Edit: bzip2 apparently does the same, "bzip2 compresses files in blocks, usually 900 kbytes long. Each block is handled independently. If a media or transmission error causes a multi-block .bz2 file to become damaged, it may be possible to recover data from the undamaged blocks in the file." (--man bzip2)

2 comments

No, as far as I know, the pigz blocks, not to be confused with deflate blocks, are still compressed by referring to the preceding uncompressed data even if it belongs to another pigz block. Therefore errors would still propagate indefinitely in the worst case.

Other gzip variant formats like bgzip also make the chunks compressed in parallel completely independent.
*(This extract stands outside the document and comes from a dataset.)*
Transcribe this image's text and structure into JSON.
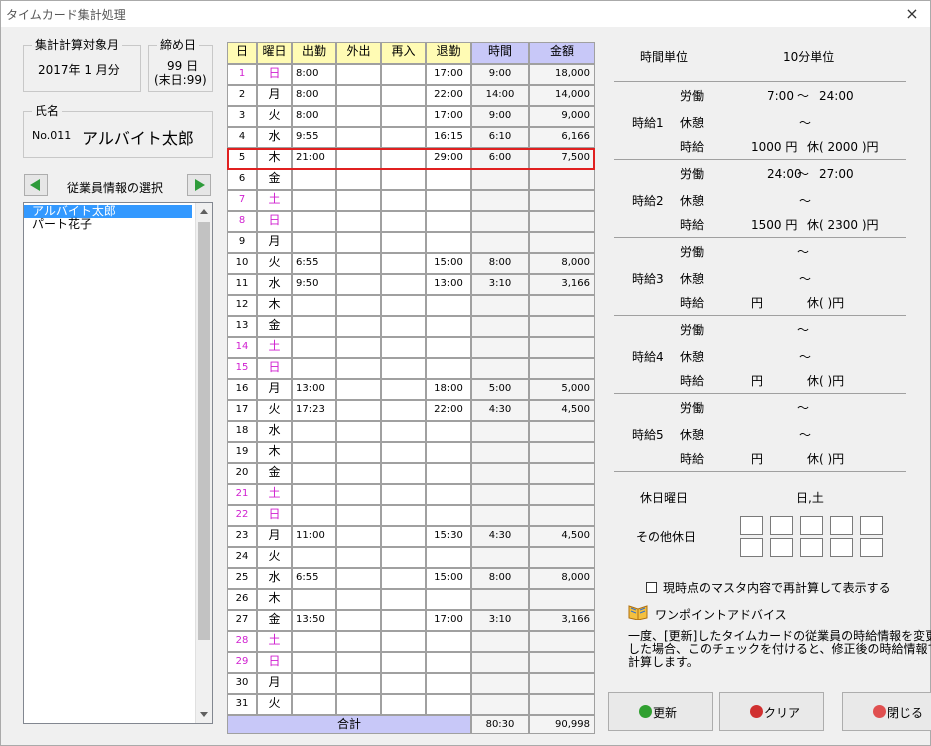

This results in ~3% worse compression ratio depending on the use case.

Note that another problem with bit flips and other errors in compression formats is that most decompression tool will simply quit on the first error even if the rest of the data could still be recovered.

Yes, bz2 is also more robust against errors because of the independent blocks.

One thing to note is that DEFLATE (underlying algorithm that Gzip uses) doesn't indicate the length of blocks, or make it easy to figure out where they start/end without decoding everything proceeding it. This is likely why pigz can only parallelize compression, but not decompression.

But even if you could identify the block boundaries up front, DEFLATE doesn't reset the LZ77 window on a new block, so corruption could still seep through to the end.